FAJAR.CO.ID, MAROS — Tiga unit kendaraan dinas yang digunakan bupati dan wakil bupati Maros periode 2016-2021, HM Hatta Rahman dan HA Harmil Mattotorang didum. Penjualannya tanpa lelang.

Penjualan, penghapusan atau pelepasan kendaraan perseorangan dinas ini mengacu pada Peraturan Pemerintah Republik Indonesia No 84 tahun 2014 tentang penjualan barang milik negara/daerah berupa kendaraan perorangan dinas. Didalamnya tertuang tentang kendaraan dinas perseorangan yang dijual tanpa melalui lelang.

Kendaraan dinas (randis) yang didum yaitu, mobil Alphard 2.4G dengan nomor polisi DD 1 D keluaran 2010, Camry 3.0 AT dengan nomor polisi DD 1173 D digunakan Hatta, dan Fortuner 2.5 G dengan nomor polisi DD 1005 D yang selama ini digunakan Harmil.

Kepala Seksi Pengamanan Aset Daerah, Badan Pengelola Keuangan Daerah (BPKD) Kabupaten Maros, Muhammad Kasim mengatakan, ada tiga unit randis untuk operasional itu yang didum. Telah digunakan sejak periode pertama atau sepuluh tahun.

Sehingga, kepemilikan mobil dinas perorangan bagi pejabat daerah bisa dilakukan tanpa lelang. “Kendaraan itu dapat dijual tanpa melalui lelang setelah berusia paling singkat empat tahun,” ujarnya.

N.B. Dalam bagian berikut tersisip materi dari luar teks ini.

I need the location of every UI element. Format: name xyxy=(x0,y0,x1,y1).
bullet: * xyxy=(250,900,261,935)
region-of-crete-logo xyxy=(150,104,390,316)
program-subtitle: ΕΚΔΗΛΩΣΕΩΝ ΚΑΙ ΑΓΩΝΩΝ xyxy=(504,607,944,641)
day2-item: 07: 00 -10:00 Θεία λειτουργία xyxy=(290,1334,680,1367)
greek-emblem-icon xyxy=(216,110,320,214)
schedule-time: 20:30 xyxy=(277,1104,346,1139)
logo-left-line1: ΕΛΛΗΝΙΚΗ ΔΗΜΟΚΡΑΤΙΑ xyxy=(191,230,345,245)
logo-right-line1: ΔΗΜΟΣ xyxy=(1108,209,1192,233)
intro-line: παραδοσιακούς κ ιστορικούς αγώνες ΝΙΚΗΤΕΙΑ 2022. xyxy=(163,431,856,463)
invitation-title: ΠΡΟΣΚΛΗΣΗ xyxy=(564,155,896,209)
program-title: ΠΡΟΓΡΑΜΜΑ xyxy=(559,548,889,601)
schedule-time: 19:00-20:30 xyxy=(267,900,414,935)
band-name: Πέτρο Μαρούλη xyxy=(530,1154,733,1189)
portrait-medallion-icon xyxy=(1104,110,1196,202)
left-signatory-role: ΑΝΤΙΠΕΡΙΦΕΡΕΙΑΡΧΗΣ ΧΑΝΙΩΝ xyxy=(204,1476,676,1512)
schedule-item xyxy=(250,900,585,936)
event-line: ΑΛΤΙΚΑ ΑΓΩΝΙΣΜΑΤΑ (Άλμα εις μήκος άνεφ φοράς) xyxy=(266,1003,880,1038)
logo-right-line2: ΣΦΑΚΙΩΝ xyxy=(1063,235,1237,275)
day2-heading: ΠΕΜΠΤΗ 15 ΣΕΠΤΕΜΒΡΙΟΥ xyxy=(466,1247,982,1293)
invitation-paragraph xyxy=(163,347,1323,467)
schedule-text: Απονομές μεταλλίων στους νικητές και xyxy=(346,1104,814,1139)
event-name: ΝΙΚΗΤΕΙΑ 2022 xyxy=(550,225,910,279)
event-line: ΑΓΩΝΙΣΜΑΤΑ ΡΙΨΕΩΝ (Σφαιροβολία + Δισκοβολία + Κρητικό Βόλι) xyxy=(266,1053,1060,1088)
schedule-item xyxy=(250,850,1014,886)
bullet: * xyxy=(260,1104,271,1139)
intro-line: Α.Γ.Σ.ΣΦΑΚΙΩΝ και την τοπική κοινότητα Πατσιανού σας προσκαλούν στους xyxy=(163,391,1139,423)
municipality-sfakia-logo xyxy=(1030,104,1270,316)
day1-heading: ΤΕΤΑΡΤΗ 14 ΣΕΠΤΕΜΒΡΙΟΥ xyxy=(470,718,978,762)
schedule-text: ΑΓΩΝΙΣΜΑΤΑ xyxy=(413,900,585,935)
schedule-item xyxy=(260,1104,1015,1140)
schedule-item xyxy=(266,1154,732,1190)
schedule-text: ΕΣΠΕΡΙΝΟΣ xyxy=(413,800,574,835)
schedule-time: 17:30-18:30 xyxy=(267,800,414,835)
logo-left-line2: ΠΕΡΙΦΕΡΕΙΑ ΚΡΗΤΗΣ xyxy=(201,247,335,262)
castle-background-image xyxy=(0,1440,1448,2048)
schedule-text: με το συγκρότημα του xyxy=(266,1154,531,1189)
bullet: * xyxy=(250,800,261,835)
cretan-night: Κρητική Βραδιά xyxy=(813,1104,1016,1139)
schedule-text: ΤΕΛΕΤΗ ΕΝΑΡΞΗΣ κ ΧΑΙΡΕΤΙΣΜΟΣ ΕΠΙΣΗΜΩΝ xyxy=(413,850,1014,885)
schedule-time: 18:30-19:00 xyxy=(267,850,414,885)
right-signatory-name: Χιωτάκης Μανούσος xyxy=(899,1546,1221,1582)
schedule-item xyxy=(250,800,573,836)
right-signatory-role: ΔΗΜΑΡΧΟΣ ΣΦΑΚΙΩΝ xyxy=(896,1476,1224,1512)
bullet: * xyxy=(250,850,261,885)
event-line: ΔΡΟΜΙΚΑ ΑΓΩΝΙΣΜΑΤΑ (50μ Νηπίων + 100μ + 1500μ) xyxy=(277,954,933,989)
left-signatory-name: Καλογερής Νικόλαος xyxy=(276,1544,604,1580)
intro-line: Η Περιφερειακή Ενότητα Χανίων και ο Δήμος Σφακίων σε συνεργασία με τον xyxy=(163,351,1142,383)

Untuk Hatta Rahman, mendum dua unit kendaraan dinasnya. Kedua mobil itu, telah digunakan hingga periode kedua. Sementara satu unit kendaraan operasionalnya juga yakni mobil Pajero dikembalikan ke negara.

Untuk Harmil Mattotorang juga mendum satu unit mobil dinas operasional yang kerap dipakainya. Randis yang didum itu telah mengacu pada surat dan persetujuan dari Direktorat Jendral Kekayaan Negara, yang bernomor S-2347/EKN.15/KNL.02/2020. Selain mobil dinas tersebut, juga ada sekitar 180 kendaraan dinas lainnya ikut didum.

Kepala Bidang Asset, Badan Pengelolaan Keuangan Daerah (BPKD) Kabupaten Maros, Rosmiati mengatakan, kendaraan tersebut telah diserahkan kembali ke negara sebelum masa jabatan berakhir, Rabu, 17 Februari.